In the leftist narrative, Trump’s alleged similarities to fascists lay in his big rallies and populist style. But as Bale and Bar-On argue, this reveals academics’ double standards. Bernie Sanders also attracted large crowds, yet nobody in academia went out of their way to claim that Sanders was following Mussolini’s (or even Stalin’s) script. In Bale and Bar-On’s view, this is all confirmation that “Trump Derangement Syndrome” is a very real malaise, and its prevalence is most felt in academia.
I might add that many of these scholars are (rightly) horrified by Putin’s invasion of Ukraine. Yet they don’t seem to notice their own similarity to the Russian dictator. Like many professors, Putin is happy to use the label “Nazi” to describe anyone he does not like, and in his mind, this justifies his war crimes. Recall that the Kremlin’s propaganda (repeated by some useful idiots in the West, such as Oliver Stone) insists that Ukraine is full of Nazis, and therefore, the invasion is necessary.
The great lesson of Aesop’s fable is that if people go around screaming “Wolf!,” when the real wolf comes, nobody will be prepared. Bale and Bar-On warn about this danger. Albeit a tiny minority, fascists do exist in the United States and Europe. But if people are unfairly accused of being fascists all the time, eventually, they will run into the arms of real fascists. Furthermore, if everyone except whites is allowed to have ethnic pride and is encouraged to play the identity politics game, ultimately, disenfranchised whites will seek comfort in those who are happy to go along with white identity politics.

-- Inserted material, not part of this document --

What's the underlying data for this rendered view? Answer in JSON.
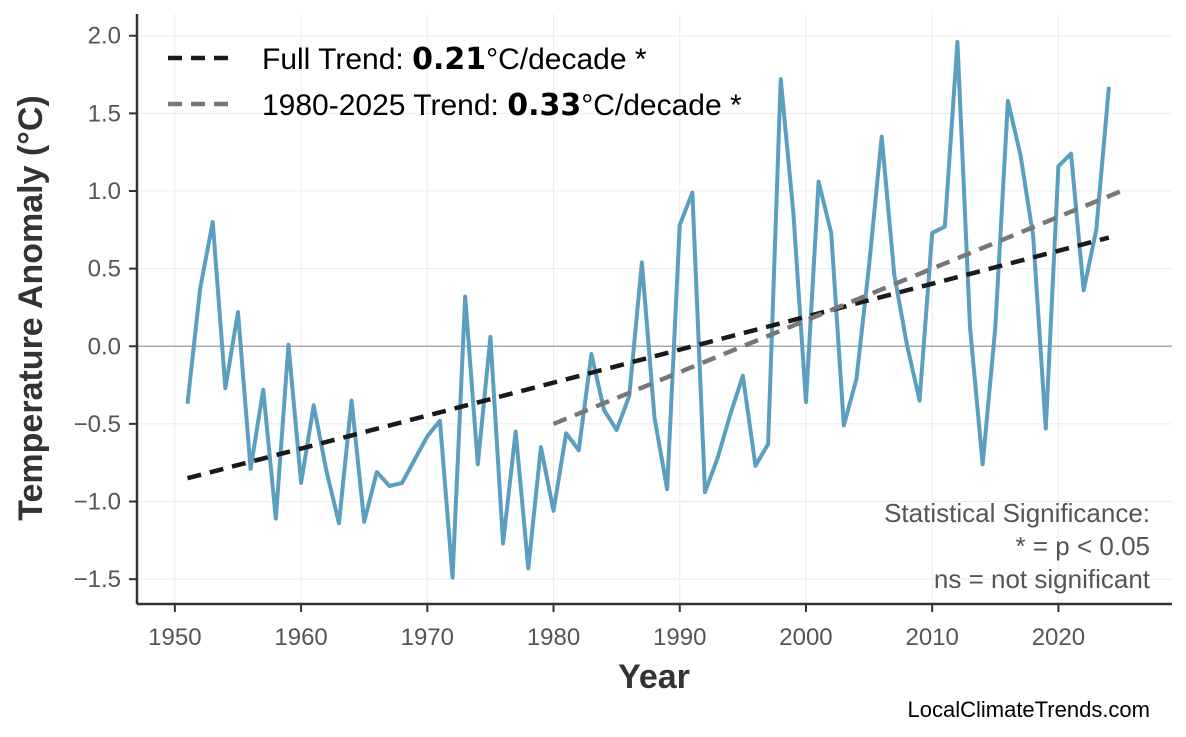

The only meaningful way to avert the danger of fascism is to truly embrace Enlightenment values (the real liberalism) and uphold a universalist and cosmopolitan ethos that opposes the tribalist tendencies that are now becoming so prominent, manifested in proposals such as affirmative action and reparations. In the authors’ words, “the solution, of course, is for everyone to abandon identity politics, that is, to stop viewing individuals simply as representatives of collective racial (or gender, or class, or religious) groups with essentialized characteristics, who can then be unfairly denounced or romanticized en masse, and to return to treating people as individuals and evaluating them on the basis of their own specific characteristics and merits” (p. 299).

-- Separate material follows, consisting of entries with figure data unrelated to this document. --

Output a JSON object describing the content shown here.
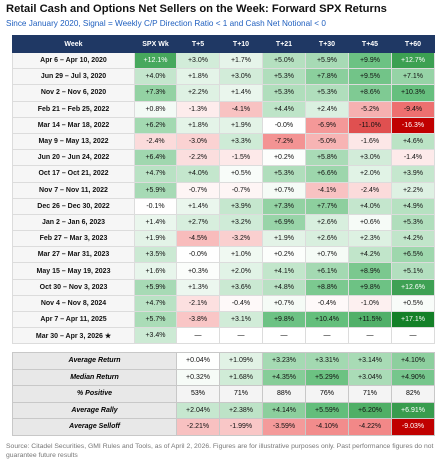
{
  "header": {
    "title": "Retail Cash and Options Net Sellers on the Week: Forward SPX Returns",
    "subtitle": "Since January 2020, Signal = Weekly C/P Direction Ratio < 1 and Cash Net Notional < 0"
  },
  "table": {
    "header": [
      "Week",
      "SPX Wk",
      "T+5",
      "T+10",
      "T+21",
      "T+30",
      "T+45",
      "T+60"
    ],
    "rows": [
      [
        "Apr 6 – Apr 10, 2020",
        "+12.1%",
        "+3.0%",
        "+1.7%",
        "+5.0%",
        "+5.9%",
        "+9.9%",
        "+12.7%"
      ],
      [
        "Jun 29 – Jul 3, 2020",
        "+4.0%",
        "+1.8%",
        "+3.0%",
        "+5.3%",
        "+7.8%",
        "+9.5%",
        "+7.1%"
      ],
      [
        "Nov 2 – Nov 6, 2020",
        "+7.3%",
        "+2.2%",
        "+1.4%",
        "+5.3%",
        "+5.3%",
        "+8.6%",
        "+10.3%"
      ],
      [
        "Feb 21 – Feb 25, 2022",
        "+0.8%",
        "-1.3%",
        "-4.1%",
        "+4.4%",
        "+2.4%",
        "-5.2%",
        "-9.4%"
      ],
      [
        "Mar 14 – Mar 18, 2022",
        "+6.2%",
        "+1.8%",
        "+1.9%",
        "-0.0%",
        "-6.9%",
        "-11.0%",
        "-16.3%"
      ],
      [
        "May 9 – May 13, 2022",
        "-2.4%",
        "-3.0%",
        "+3.3%",
        "-7.2%",
        "-5.0%",
        "-1.6%",
        "+4.6%"
      ],
      [
        "Jun 20 – Jun 24, 2022",
        "+6.4%",
        "-2.2%",
        "-1.5%",
        "+0.2%",
        "+5.8%",
        "+3.0%",
        "-1.4%"
      ],
      [
        "Oct 17 – Oct 21, 2022",
        "+4.7%",
        "+4.0%",
        "+0.5%",
        "+5.3%",
        "+6.6%",
        "+2.0%",
        "+3.9%"
      ],
      [
        "Nov 7 – Nov 11, 2022",
        "+5.9%",
        "-0.7%",
        "-0.7%",
        "+0.7%",
        "-4.1%",
        "-2.4%",
        "+2.2%"
      ],
      [
        "Dec 26 – Dec 30, 2022",
        "-0.1%",
        "+1.4%",
        "+3.9%",
        "+7.3%",
        "+7.7%",
        "+4.0%",
        "+4.9%"
      ],
      [
        "Jan 2 – Jan 6, 2023",
        "+1.4%",
        "+2.7%",
        "+3.2%",
        "+6.9%",
        "+2.6%",
        "+0.6%",
        "+5.3%"
      ],
      [
        "Feb 27 – Mar 3, 2023",
        "+1.9%",
        "-4.5%",
        "-3.2%",
        "+1.9%",
        "+2.6%",
        "+2.3%",
        "+4.2%"
      ],
      [
        "Mar 27 – Mar 31, 2023",
        "+3.5%",
        "-0.0%",
        "+1.0%",
        "+0.2%",
        "+0.7%",
        "+4.2%",
        "+6.5%"
      ],
      [
        "May 15 – May 19, 2023",
        "+1.6%",
        "+0.3%",
        "+2.0%",
        "+4.1%",
        "+6.1%",
        "+8.9%",
        "+5.1%"
      ],
      [
        "Oct 30 – Nov 3, 2023",
        "+5.9%",
        "+1.3%",
        "+3.6%",
        "+4.8%",
        "+8.8%",
        "+9.8%",
        "+12.6%"
      ],
      [
        "Nov 4 – Nov 8, 2024",
        "+4.7%",
        "-2.1%",
        "-0.4%",
        "+0.7%",
        "-0.4%",
        "-1.0%",
        "+0.5%"
      ],
      [
        "Apr 7 – Apr 11, 2025",
        "+5.7%",
        "-3.8%",
        "+3.1%",
        "+9.8%",
        "+10.4%",
        "+11.5%",
        "+17.1%"
      ],
      [
        "Mar 30 – Apr 3, 2026 ★",
        "+3.4%",
        "—",
        "—",
        "—",
        "—",
        "—",
        "—"
      ]
    ]
  },
  "summary": {
    "rows": [
      [
        "Average Return",
        "+0.04%",
        "+1.09%",
        "+3.23%",
        "+3.31%",
        "+3.14%",
        "+4.10%"
      ],
      [
        "Median Return",
        "+0.32%",
        "+1.68%",
        "+4.35%",
        "+5.29%",
        "+3.04%",
        "+4.90%"
      ],
      [
        "% Positive",
        "53%",
        "71%",
        "88%",
        "76%",
        "71%",
        "82%"
      ],
      [
        "Average Rally",
        "+2.04%",
        "+2.38%",
        "+4.14%",
        "+5.59%",
        "+6.20%",
        "+6.91%"
      ],
      [
        "Average Selloff",
        "-2.21%",
        "-1.99%",
        "-3.59%",
        "-4.10%",
        "-4.22%",
        "-9.03%"
      ]
    ]
  },
  "footer": {
    "source": "Source: Citadel Securities, GMI Rules and Tools, as of April 2, 2026. Figures are for illustrative purposes only. Past performance figures do not guarantee future results"
  }
}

Despite Bale and Bar-On’s forceful arguments, I worry that some of their claims may not be distant enough from the toxic conspiracist style of American politics. For example, in their discussion of the events of January 6th, 2021, they correctly argue that President Trump never incited a revolt. But they also suggest that there may have been FBI infiltrators who incited the crowd so as to portray them as fascists. Admittedly, this type of tactic has been deployed in the United States before—J. Edgar Hoover used it against leftists, and it now seems that it was used in the 2020 plot to kidnap Michigan Governor Gretchen Whitmer. But it is still a stretch to suggest that the storming of the Capitol was an inside job.
Furthermore, to this writer, Bale and Bar-On’s constant use of the phrase “globalist elites” rings too conspiracist. Who, exactly, oversees these elites? George Soros? Bill Gates? The authors never say. And what is so bad about globalization, anyways? Supranationalism and cosmopolitanism are precisely part of the Enlightenment agenda that, as Bale and Bar-On acknowledge, is the antidote to tribalism and identity politics.
Be that as it may, Fighting the Last War is a welcome contribution to the effort to push back against those academics whose self-righteousness may leave us dangerously unprepared for the arrival of real fascists.